In the presence of TCDD, we observed multiple changes in the hematopoietic landscape. A time and treatment-dependent split of cell clusters (scRNA-seq data) demonstrated the chronological development of different cell types and their modulation by TCDD (Figure 2A-B). With TCDD treatment, on day 7, the largest change is seen in the megakaryocyte (MK)-erythroid cluster with fewer cells being present in this cluster in the TCDD-treated group, relative to the vehicle group. Concomitantly, we see an increase in the proportion of cells in the promonocyte and early monocyte clusters. This trend continued till day 14. Cells belonging to the lymphoid and plasmacytoid dendritic-cell (pDC) clusters emerge on day 14, and a reduced proportion of cells belonging to these clusters was observed in the TCDD group. This was suggestive of a skewing of cells toward the monocyte lineage at the expense of other lineages owing to TCDD treatment and is in agreement with previous findings reported in the mouse.⁹ By day 21, promonocyte and early monocyte clusters give rise to promonocyte-2, late monocyte and macrophage clusters. In contrast to the vehicle group, cells belonging to the early monocyte cluster are still observed in the TCDD-treated group, suggesting that TCDD may delay maturation of the earlier monocytes.
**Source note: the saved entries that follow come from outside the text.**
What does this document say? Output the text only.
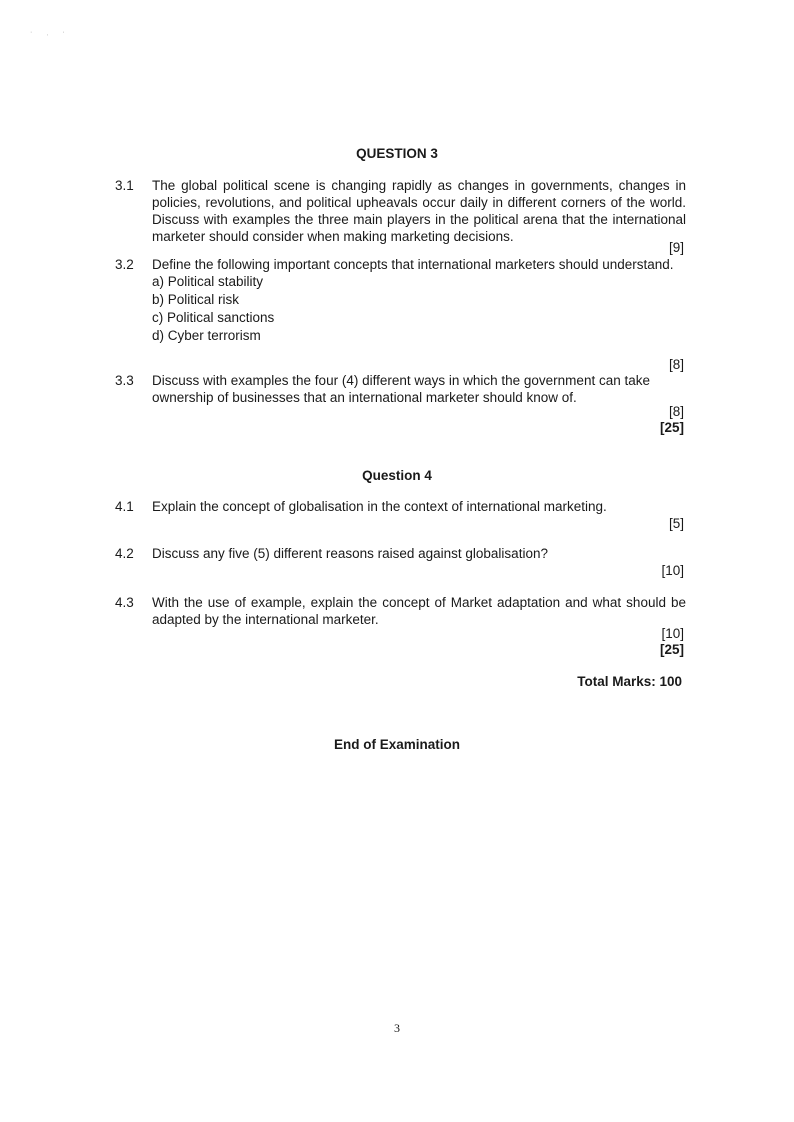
· ˌ ·
QUESTION 3
3.1	The global political scene is changing rapidly as changes in governments, changes in policies, revolutions, and political upheavals occur daily in different corners of the world. Discuss with examples the three main players in the political arena that the international marketer should consider when making marketing decisions.
[9]
3.2	Define the following important concepts that international marketers should understand.
a) Political stability
b) Political risk
c) Political sanctions
d) Cyber terrorism
[8]
3.3	Discuss with examples the four (4) different ways in which the government can take ownership of businesses that an international marketer should know of.
[8]
[25]
Question 4
4.1	Explain the concept of globalisation in the context of international marketing.
[5]
4.2	Discuss any five (5) different reasons raised against globalisation?
[10]
4.3	With the use of example, explain the concept of Market adaptation and what should be adapted by the international marketer.
[10]
[25]
Total Marks: 100
End of Examination
3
A substantial number of early B cell cluster cells appear by day 21 and progressively increase in number as seen on day 28 in the vehicle group, which was almost nonexistent in the TCDD group in agreement with our previous study.⁴ Our previous studies with TCDD had demonstrated that reduction in cell number in the presence of TCDD was not attributable to cell death by apoptosis or necroptosis.¹⁹ A similar decrease is also observed for the pDC cluster with TCDD. GSEA did not point to changes in cell cycle–mediated effects that could explain the above phenomena (supplemental Figure 4A).
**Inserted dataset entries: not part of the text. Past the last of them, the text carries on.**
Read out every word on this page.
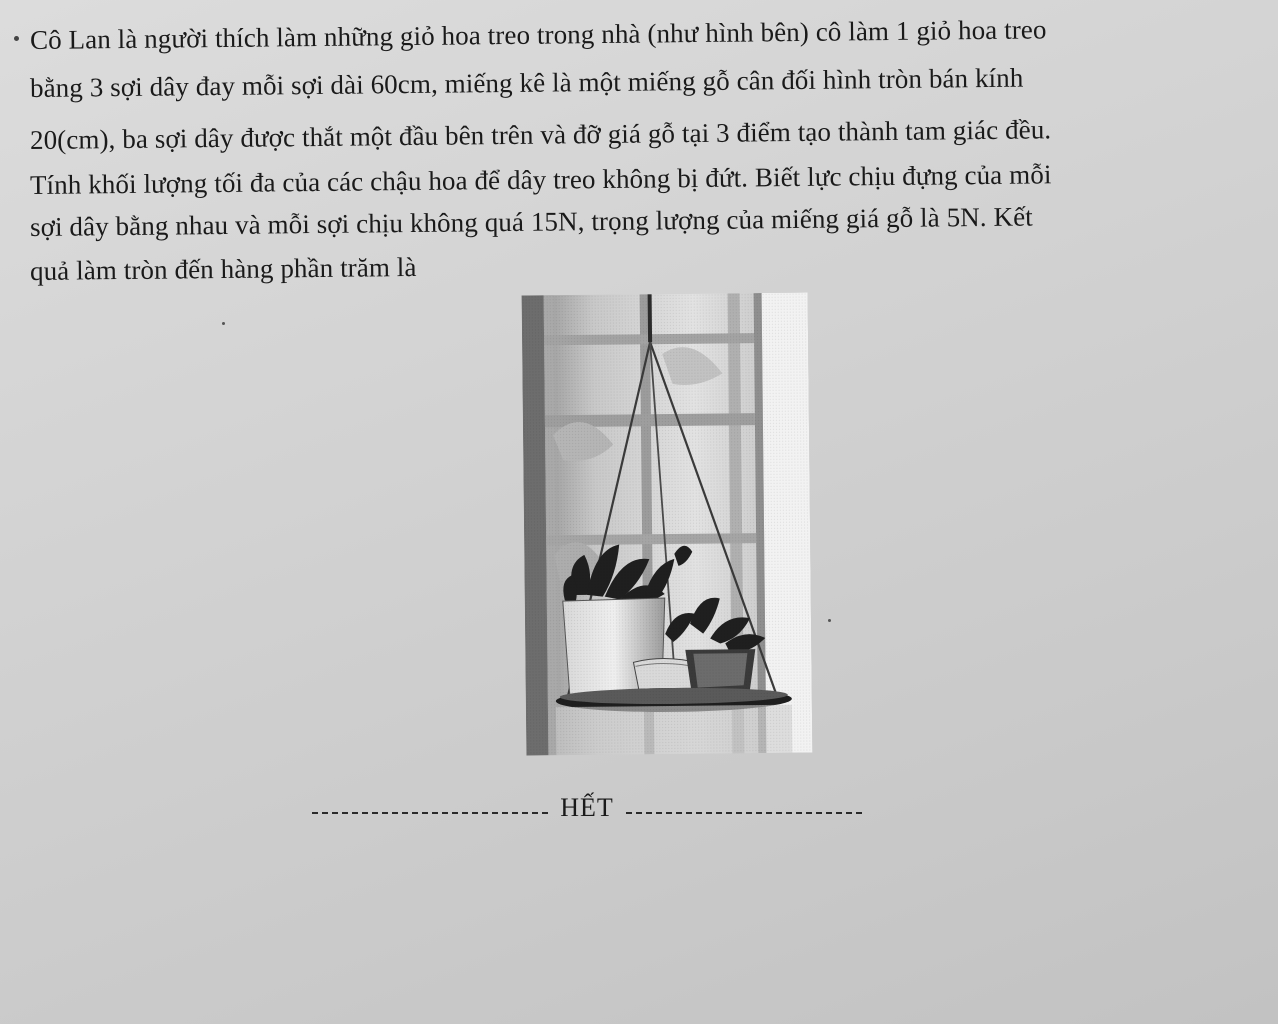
Cô Lan là người thích làm những giỏ hoa treo trong nhà (như hình bên) cô làm 1 giỏ hoa treo
bằng 3 sợi dây đay mỗi sợi dài 60cm, miếng kê là một miếng gỗ cân đối hình tròn bán kính
20(cm), ba sợi dây được thắt một đầu bên trên và đỡ giá gỗ tại 3 điểm tạo thành tam giác đều.
Tính khối lượng tối đa của các chậu hoa để dây treo không bị đứt. Biết lực chịu đựng của mỗi
sợi dây bằng nhau và mỗi sợi chịu không quá 15N, trọng lượng của miếng giá gỗ là 5N. Kết
quả làm tròn đến hàng phần trăm là
HẾT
We next verified the changes in cell population induced by AHR activation with TCDD as observed from scRNA-seq analysis using flow cytometry. With antibodies directed against cell markers expressed on the major hematopoietic cell populations, changes in the number of different cell types with TCDD treatment were tracked over 28 days. The percent of CD66b⁺ CD14^– cells, representing granulocytes, and CD14⁺ cells (monocytes/macrophages) were significantly greater in the TCDD treatment group relative to the vehicle group on days 14, 21, and 28 of the study (Figure 2C-D). Because eosinophils and basophils constitute a minor proportion of hematopoietic populations physiologically as well as in our system as inferred from scRNA-seq analysis, we assumed that CD66b⁺ CD14^– cells largely represented the neutrophil population. CD10⁺ cells represent the lymphoid population which can give rise to B, T, and NK-cell populations. The number of CD10⁺ cells decreased significantly with TCDD treatment. There was a significant trend toward a decrease in CD1c⁺ CD14^– cells (type 2 classical dendritic cells) across most days upon TCDD treatment.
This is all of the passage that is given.